“…engkau bukan memikirkan apa yang dipikirkan Allah,
melainkan apa yang dipikirkan manusia.”
(Mat. 8:33b)
Bacaan :
Kej. 9:1-13; Mzm. 102:16-18,19-21,29,22-23; Mrk. 8:27-33
Renungan:
Sebelum di seminari, saya gemar menonton TV. Kadang kala saya juga sempat menonton sinetron. Dalam sinetron-sinetron yang saya tonton, kadang kala ada adegan pengusiran. Sambil memelototkan mata, satu tangan berkacak pinggang dan yang satunya mengacungkan jari, orang yang mengusir berteriak,” Pergi…! Pergi…! Tak sudi aku melihat wajahmu lagi!”
Hari ini, kita bisa melihat lagi adegan itu. Tidak main-main, Yesus sendiri yang melakukan pengusiran itu. Sambil memandang murid-murid-Nya (bisa jadi memelototi) Ia memarahi Petrus, kata-Nya, ” Enyahlah, Iblis !” (ay.33). Perbuatan itu dilakukan Yesus karena Petrus—yang ‘hanya’ seorang murid—berani menarik Yesus dan menegor-Nya.

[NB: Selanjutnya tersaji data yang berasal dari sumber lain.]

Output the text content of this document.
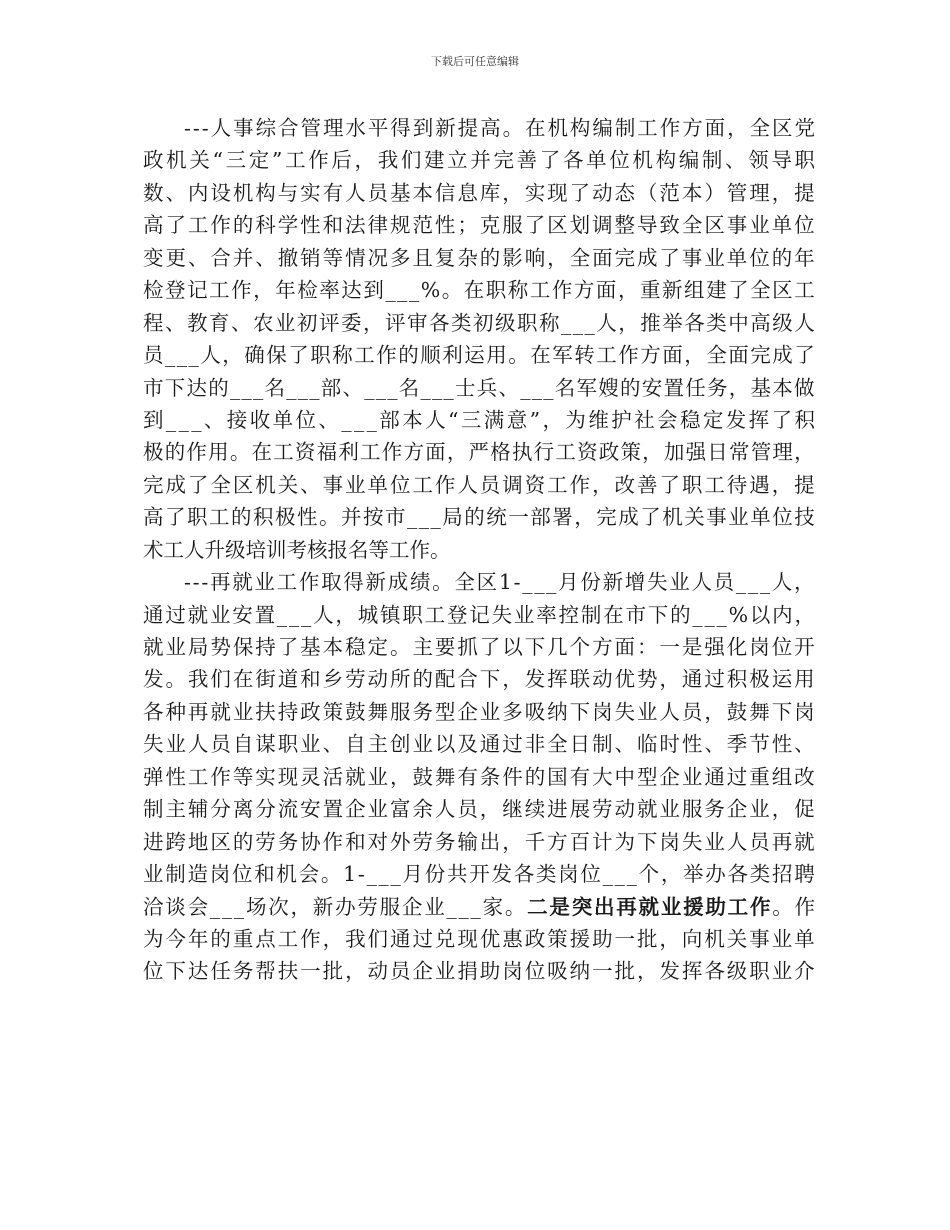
下载后可任意编辑
- - - 人 事 综 合 管 理 水 平 得 到 新 提 高 。 在 机 构 编 制 工 作 方 面 ， 全 区 党
政 机 关 “ 三 定 ” 工 作 后 ， 我 们 建 立 并 完 善 了 各 单 位 机 构 编 制 、 领 导 职
数 、 内 设 机 构 与 实 有 人 员 基 本 信 息 库 ， 实 现 了 动 态 （ 范 本 ） 管 理 ， 提
高 了 工 作 的 科 学 性 和 法 律 规 范 性 ； 克 服 了 区 划 调 整 导 致 全 区 事 业 单 位
变 更 、 合 并 、 撤 销 等 情 况 多 且 复 杂 的 影 响 ， 全 面 完 成 了 事 业 单 位 的 年
检 登 记 工 作 ， 年 检 率 达 到 _ _ _ % 。 在 职 称 工 作 方 面 ， 重 新 组 建 了 全 区 工
程 、 教 育 、 农 业 初 评 委 ， 评 审 各 类 初 级 职 称 _ _ _ 人 ， 推 举 各 类 中 高 级 人
员 _ _ _ 人 ， 确 保 了 职 称 工 作 的 顺 利 运 用 。 在 军 转 工 作 方 面 ， 全 面 完 成 了
市 下 达 的 _ _ _ 名 _ _ _ 部 、 _ _ _ 名 _ _ _ 士 兵 、 _ _ _ 名 军 嫂 的 安 置 任 务 ， 基 本 做
到 _ _ _ 、 接 收 单 位 、 _ _ _ 部 本 人 “ 三 满 意 ” ， 为 维 护 社 会 稳 定 发 挥 了 积
极 的 作 用 。 在 工 资 福 利 工 作 方 面 ， 严 格 执 行 工 资 政 策 ， 加 强 日 常 管 理 ，
完 成 了 全 区 机 关 、 事 业 单 位 工 作 人 员 调 资 工 作 ， 改 善 了 职 工 待 遇 ， 提
高 了 职 工 的 积 极 性 。 并 按 市 _ _ _ 局 的 统 一 部 署 ， 完 成 了 机 关 事 业 单 位 技
术工人升级培训考核报名等工作。
- - - 再 就 业 工 作 取 得 新 成 绩 。 全 区 1 - _ _ _ 月 份 新 增 失 业 人 员 _ _ _ 人 ，
通 过 就 业 安 置 _ _ _ 人 ， 城 镇 职 工 登 记 失 业 率 控 制 在 市 下 的 _ _ _ % 以 内 ，
就 业 局 势 保 持 了 基 本 稳 定 。 主 要 抓 了 以 下 几 个 方 面 ： 一 是 强 化 岗 位 开
发 。 我 们 在 街 道 和 乡 劳 动 所 的 配 合 下 ， 发 挥 联 动 优 势 ， 通 过 积 极 运 用
各 种 再 就 业 扶 持 政 策 鼓 舞 服 务 型 企 业 多 吸 纳 下 岗 失 业 人 员 ， 鼓 舞 下 岗
失 业 人 员 自 谋 职 业 、 自 主 创 业 以 及 通 过 非 全 日 制 、 临 时 性 、 季 节 性 、
弹 性 工 作 等 实 现 灵 活 就 业 ， 鼓 舞 有 条 件 的 国 有 大 中 型 企 业 通 过 重 组 改
制 主 辅 分 离 分 流 安 置 企 业 富 余 人 员 ， 继 续 进 展 劳 动 就 业 服 务 企 业 ， 促
进 跨 地 区 的 劳 务 协 作 和 对 外 劳 务 输 出 ， 千 方 百 计 为 下 岗 失 业 人 员 再 就
业 制 造 岗 位 和 机 会 。 1 - _ _ _ 月 份 共 开 发 各 类 岗 位 _ _ _ 个 ， 举 办 各 类 招 聘
洽 谈 会 _ _ _ 场 次 ， 新 办 劳 服 企 业 _ _ _ 家 。 二 是 突 出 再 就 业 援 助 工 作 。 作
为 今 年 的 重 点 工 作 ， 我 们 通 过 兑 现 优 惠 政 策 援 助 一 批 ， 向 机 关 事 业 单
位 下 达 任 务 帮 扶 一 批 ， 动 员 企 业 捐 助 岗 位 吸 纳 一 批 ， 发 挥 各 级 职 业 介
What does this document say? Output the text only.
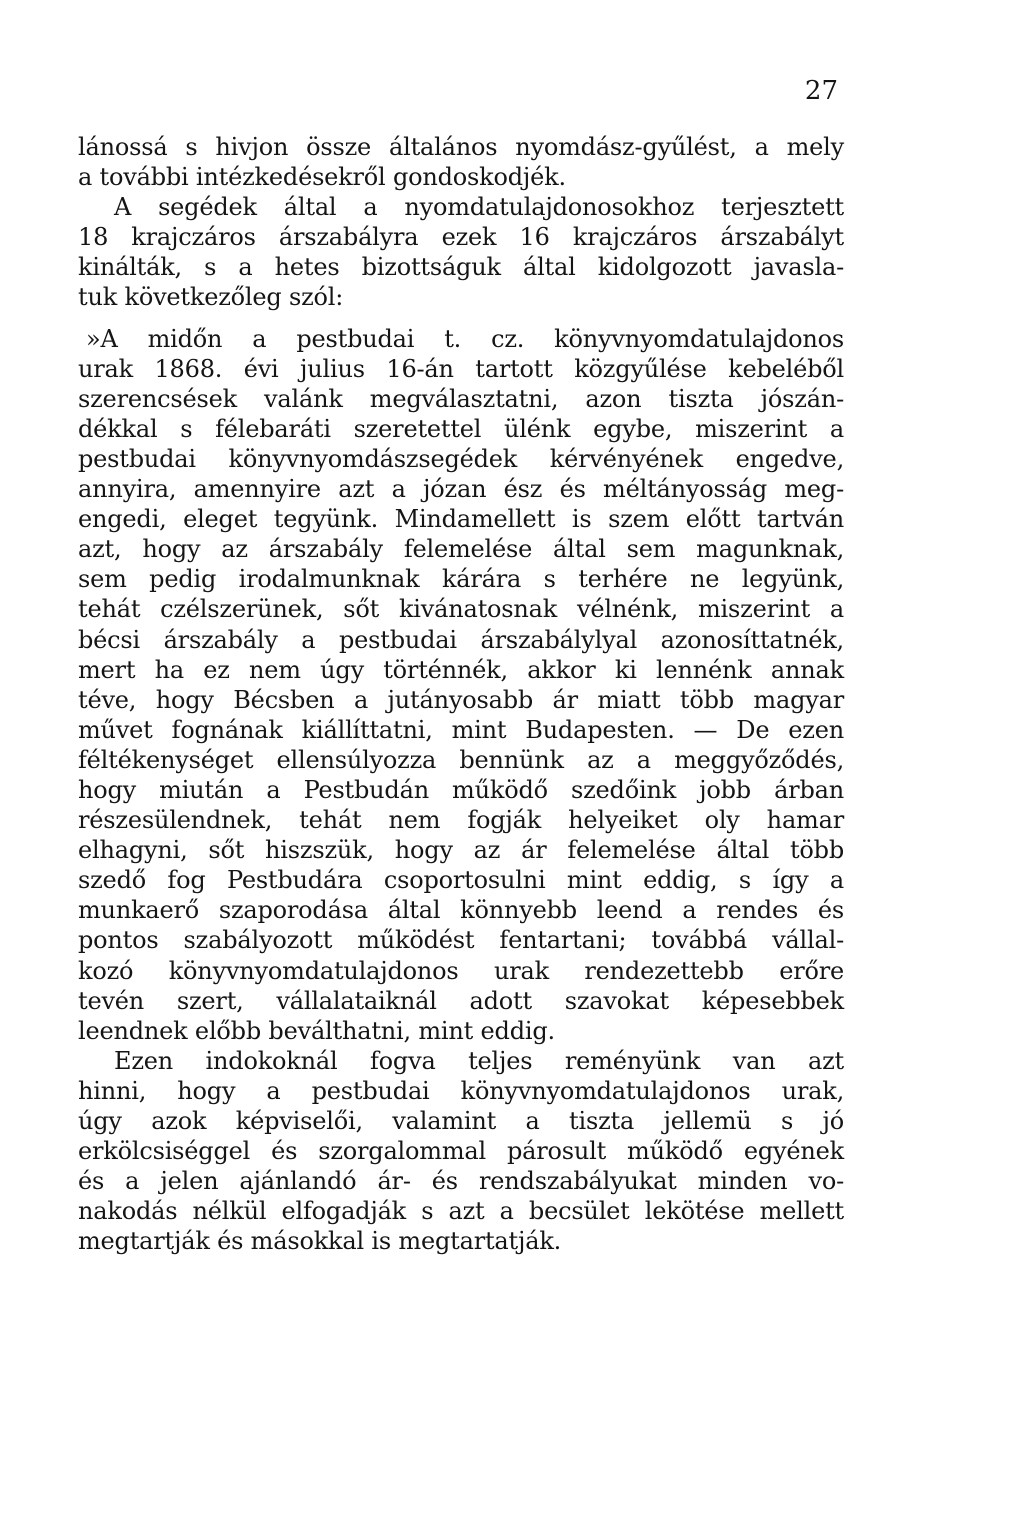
27
lánossá s hivjon össze általános nyomdász-gyűlést, a mely
a további intézkedésekről gondoskodjék.
A segédek által a nyomdatulajdonosokhoz terjesztett
18 krajczáros árszabályra ezek 16 krajczáros árszabályt
kinálták, s a hetes bizottságuk által kidolgozott javasla-
tuk következőleg szól:
»A midőn a pestbudai t. cz. könyvnyomdatulajdonos
urak 1868. évi julius 16-án tartott közgyűlése kebeléből
szerencsések valánk megválasztatni, azon tiszta jószán-
dékkal s félebaráti szeretettel ülénk egybe, miszerint a
pestbudai könyvnyomdászsegédek kérvényének engedve,
annyira, amennyire azt a józan ész és méltányosság meg-
engedi, eleget tegyünk. Mindamellett is szem előtt tartván
azt, hogy az árszabály felemelése által sem magunknak,
sem pedig irodalmunknak kárára s terhére ne legyünk,
tehát czélszerünek, sőt kivánatosnak vélnénk, miszerint a
bécsi árszabály a pestbudai árszabálylyal azonosíttatnék,
mert ha ez nem úgy történnék, akkor ki lennénk annak
téve, hogy Bécsben a jutányosabb ár miatt több magyar
művet fognának kiállíttatni, mint Budapesten. — De ezen
féltékenységet ellensúlyozza bennünk az a meggyőződés,
hogy miután a Pestbudán működő szedőink jobb árban
részesülendnek, tehát nem fogják helyeiket oly hamar
elhagyni, sőt hiszszük, hogy az ár felemelése által több
szedő fog Pestbudára csoportosulni mint eddig, s így a
munkaerő szaporodása által könnyebb leend a rendes és
pontos szabályozott működést fentartani; továbbá vállal-
kozó könyvnyomdatulajdonos urak rendezettebb erőre
tevén szert, vállalataiknál adott szavokat képesebbek
leendnek előbb beválthatni, mint eddig.
Ezen indokoknál fogva teljes reményünk van azt
hinni, hogy a pestbudai könyvnyomdatulajdonos urak,
úgy azok képviselői, valamint a tiszta jellemü s jó
erkölcsiséggel és szorgalommal párosult működő egyének
és a jelen ajánlandó ár- és rendszabályukat minden vo-
nakodás nélkül elfogadják s azt a becsület lekötése mellett
megtartják és másokkal is megtartatják.
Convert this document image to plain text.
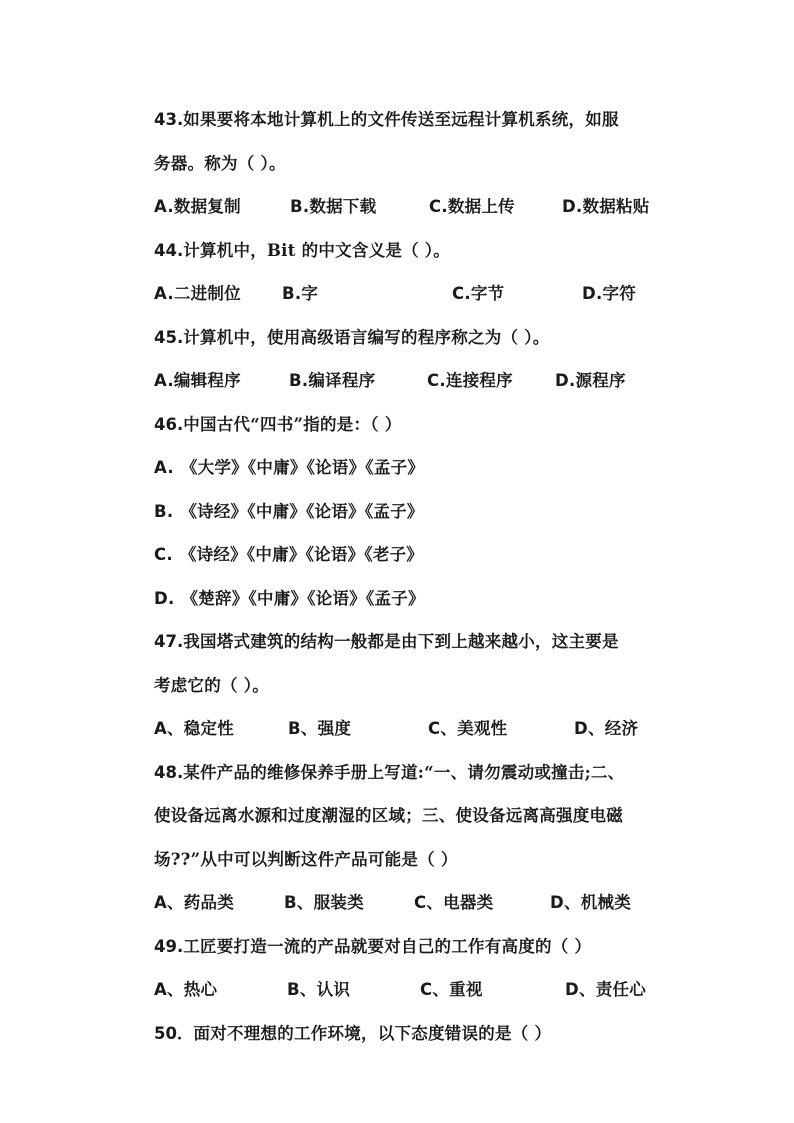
43.如果要将本地计算机上的文件传送至远程计算机系统，如服
务器。称为（ ）。
A.数据复制	B.数据下载	C.数据上传	D.数据粘贴
44.计算机中，Bit 的中文含义是（ ）。
A.二进制位 B.字	C.字节	D.字符
45.计算机中，使用高级语言编写的程序称之为（ ）。
A.编辑程序	B.编译程序	C.连接程序	D.源程序
46.中国古代“四书”指的是：（ ）
A. 《大学》《中庸》《论语》《孟子》
B. 《诗经》《中庸》《论语》《孟子》
C. 《诗经》《中庸》《论语》《老子》
D. 《楚辞》《中庸》《论语》《孟子》
47.我国塔式建筑的结构一般都是由下到上越来越小，这主要是
考虑它的（ ）。
A、稳定性	B、强度	C、美观性	D、经济
48.某件产品的维修保养手册上写道:“一、请勿震动或撞击;二、
使设备远离水源和过度潮湿的区域；三、使设备远离高强度电磁
场??”从中可以判断这件产品可能是（ ）
A、药品类	B、服装类	C、电器类	D、机械类
49.工匠要打造一流的产品就要对自己的工作有高度的（ ）
A、热心	B、认识	C、重视	D、责任心
50．面对不理想的工作环境，以下态度错误的是（ ）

Apa yang membuat Petrus berani menegor gurunya? Kita tidak tahu. Namun bisa jadi terkait dengan adegan sebelumnya, yaitu ketika Yesus menanyakan dua pertanyaan : ‘Siapakah Aku ini menurut orang?’ dan ‘Tetapi apa katamu, siapakah Aku ini?’ (bdk. ay.27-30). Pertanyaan ini dilemparkan Yesus karena nampaknya isu yang beredar tentang siapa Yesus masih simpang siur. Khalayak beranggapan bahwa Yesus adalah Yohanes Pembaptis, Elia atau salah seorang dari para nabi. Bahkan, ada yang menganggap bahwa Yesus adalah orang yang tidak waras (bdk. Mrk. 3:21).
Dalam injil Markus, simpang siur memuncak dengan kisah Pengakuan Petrus ini. Petrus secara tepat mengungkapkan bahwa Yesus adalah Mesias. Namun ternyata mesias-nya Petrus tidak sama dengan ke-mesias-an yang mau ditunjukkan oleh Yesus. Pada waktu itu, konsep Mesias masih bersifat duniawi. Artinya, mesias hadir untuk menyelamatkan bangsa Israel dari penjajahan romawi; mesias adalah pemimpin politik. Tapi yang diwartakan Yesus berbeda. Mesias yang diwartakan Yesus harus menderita, ditolak dan dibunuh (ay.31). Yesus harus mengalami kepahitan-kepahitan hidup.
Nampaknya, para murid—yang diwakili oleh Petrus—tidak bisa menerima bahwa Mesias harus menderita. Padahal untuk menyelamatkan manusia dari dosa, Mesias yang mewujud dalam diri Yesus Kristus memang harus wafat dan bangkit pada hari ketiga. Para murid belum tahu bahwa keselamatan yang diwartakan Yesus bersifat kekal abadi.
Kadang kala kita seperti itu. Kita tidak mau menerima kepahitan-kepahitan hidup. Padahal, bisa jadi kepahitan memang harus dicecap terlebih dahulu agar kita bisa menikmati nikmatnya manis. Kita mesti yakin bahwa sehabis air bah surut, pelangi akan ditaruh-Nya di awan, supaya menjadi tanda perjanjian antara Allah dan bumi. Sebab Tuhan memandang dari surga ke bumi.
Doa:
Ya, Tuhan berikanlah bagi kami kekuatan agar kami sehati sepikir dengan-Mu. Dan dengan rendah hati mau melihat penyelenggaraan-Mu. Amin.